Lu d'une traite, j'ai adoré. Sybille, "numéro 2" d'une fratrie de trois filles raconte son enfance, sa mère et sa famille au travers de quelques anecdotes.
Le style est léger, et terriblement touchant : ceux qui ont eu des frères et soeurs reconnaîtront sans peine les règles tacites et négociations qui réglementent les vies d'enfants.
Moi qui n'ai jamais rien lu ou vu de Sylvie Testud, j'ai maintenant grandement envie d'en savoir plus sur cette femme qui semble avoir gardé adulte ce franc parlé et ce grain de folie qui faisait d'elle une enfant pas comme ses soeurs !
Bref, tout ça pour dire, ce livre est une belle histoire de famille drôle et touchante, malgré le sujet de fond plutôt lourd qu'est l'absence du père, le fameux "Il".

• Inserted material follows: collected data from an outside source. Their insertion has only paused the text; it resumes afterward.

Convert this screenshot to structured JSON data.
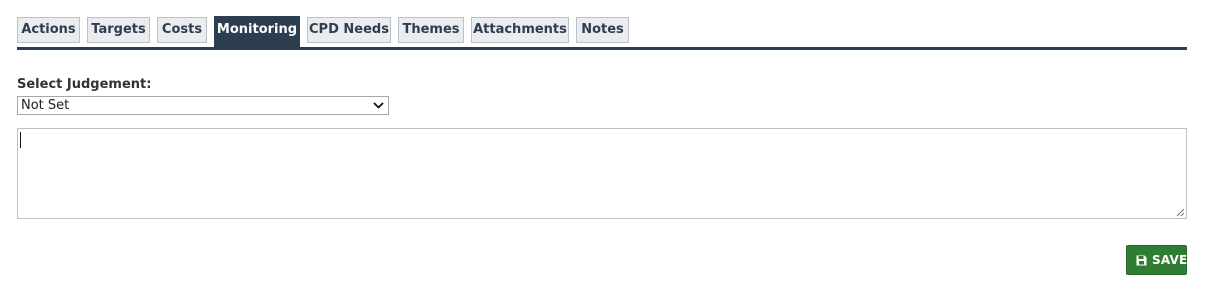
{
  "tabs": [
    {
      "label": "Actions",
      "active": false
    },
    {
      "label": "Targets",
      "active": false
    },
    {
      "label": "Costs",
      "active": false
    },
    {
      "label": "Monitoring",
      "active": true
    },
    {
      "label": "CPD Needs",
      "active": false
    },
    {
      "label": "Themes",
      "active": false
    },
    {
      "label": "Attachments",
      "active": false
    },
    {
      "label": "Notes",
      "active": false
    }
  ],
  "judgement": {
    "label": "Select Judgement:",
    "selected": "Not Set",
    "chevron_icon": "chevron-down-icon"
  },
  "comments": {
    "value": "",
    "resize_icon": "resize-grip-icon"
  },
  "save_button": {
    "label": "SAVE",
    "icon": "floppy-disk-icon",
    "color": "#2e7d32"
  },
  "colors": {
    "tab_active_bg": "#2c3e50",
    "tab_inactive_bg": "#eaecef",
    "tab_text": "#2c3e50"
  }
}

Je ne note ce roman que d'une seul étoile, non parce que je n'aime pas mais tout simplement parce que ce n'est pas du tout le genre de lecture que je recherche et donc, n'y ait trouvé aucun intérêt. J'admire Sylvie Testud pour son jeu d'actrice, particulièrement dans "Blessures assassines" mais en tant qu'auteure pas spécialement.

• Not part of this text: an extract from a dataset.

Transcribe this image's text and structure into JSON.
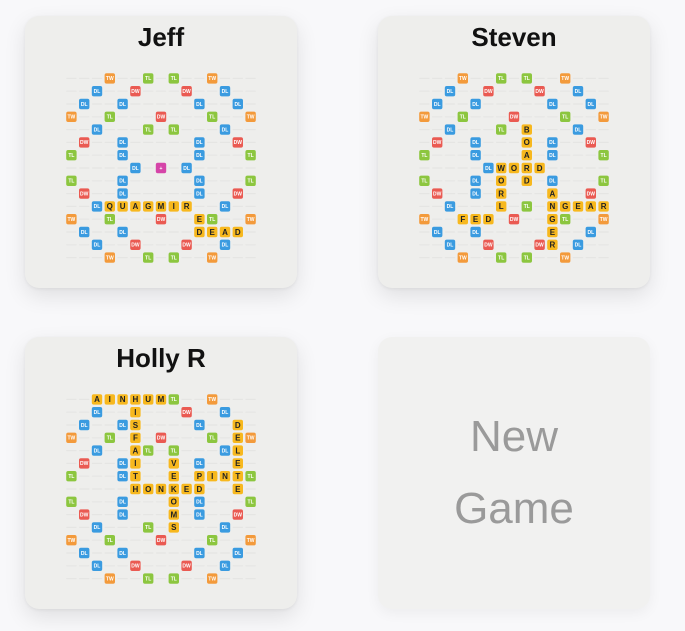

I was curious, so I read it. Well, it was ok I guess but not something I will remember in a long time. It was sometimes touching, sometimes funny. At other times, it failed to really interest me. And I could not really identify with any of the three kids when it concerns their father, this absent man who is so important in their lives and yet they never ever ask even his first name???